Os hábitos de consumo no Brasil
Enviada em 02/04/2019
O conceito de modernidade liquida, idealizado por Zygmund Bauman, explica a pós-modernidade centrada nas relações flexíveis de “sonhos” de consumo, que passaram a definir a identidade e a razão de ser. Da mesma forma, no Brasil contemporâneo, o consumo tem lugar central na vida em sociedade. Toda via, o consumo é hábito e necessidade, por isso se não for feito de forma consciente acarreta efeito danoso nas relações sociais.
O cidadão brasileiro em geral não apresenta educação financeira adequada, o que evidencia os descuidos no uso do cartão de crédito e desconhecimento dos serviços a que custeia. Segundo pesquisa do SPC Brasil, em 2018, quase metade das famílias brasileiras gastaram mais do que ganharam. Percebe-se, então, que o brasileiro por vezes compra mais do que pode paga para atender desejos pessoais e ícones de statos. Também, isso desarmoniza as finanças familiares, pois secundariza as reais prioridades em detrimento de desejos momentâneos.

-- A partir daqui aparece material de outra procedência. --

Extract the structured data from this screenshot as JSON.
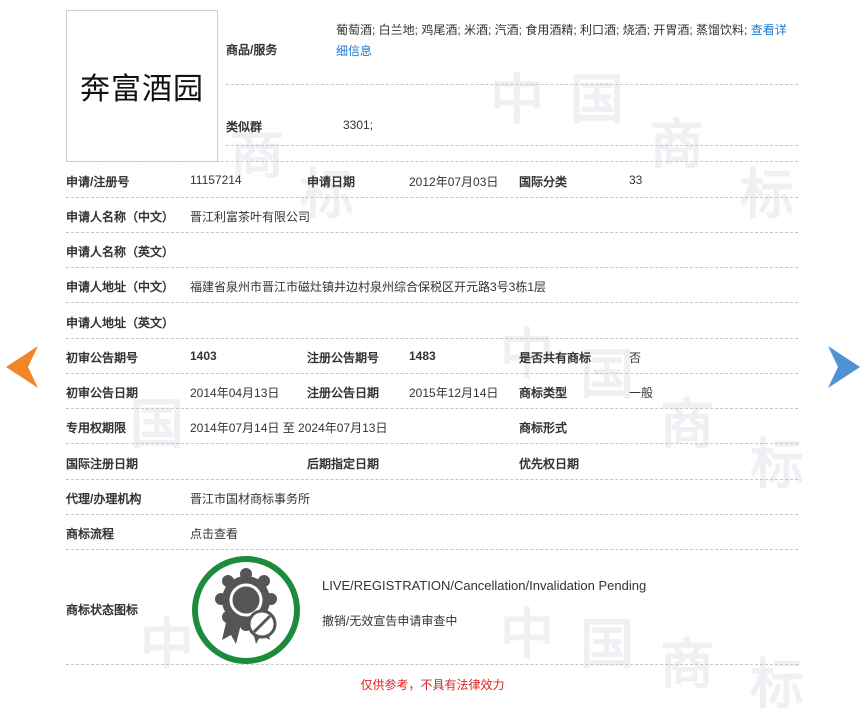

No viés social e psicológico, o consumo se tornou fundamental no mundo capitalista para segregar as classes sociais de maior e menor poder aquisitivo. Para Leandro Karnal, em seu livro “O inferno somos nós”, o consumo passou a definir o bem-estar social e aparente felicidade, assim noção esta passada desde a infância às pessoas por meios midiáticos e redes sociais. Percebe-se, ainda, que com o intuito de fomentar a indústria, as relações de consumo se tornaram símbolos de afeto e satisfação, mesmo que ilusórios.
Por fim, com o fito de intervir positivamente no problema é imprescindível que o Ministério da Educação e Cultura aliado ao SPC preconizem e custeiem campanhas midiáticas nos canais de comunicações televisivas voltadas à sociedade, com o intuito pedagógico, ensinando noções básicas de educação pecuniária e formas de solucionar dívidas e para criar alternativas de consumo conscientes. Assim, acredita-se que as relações líquidas de consumo deixem de ser um pesadelo para muitas famílias brasileiras.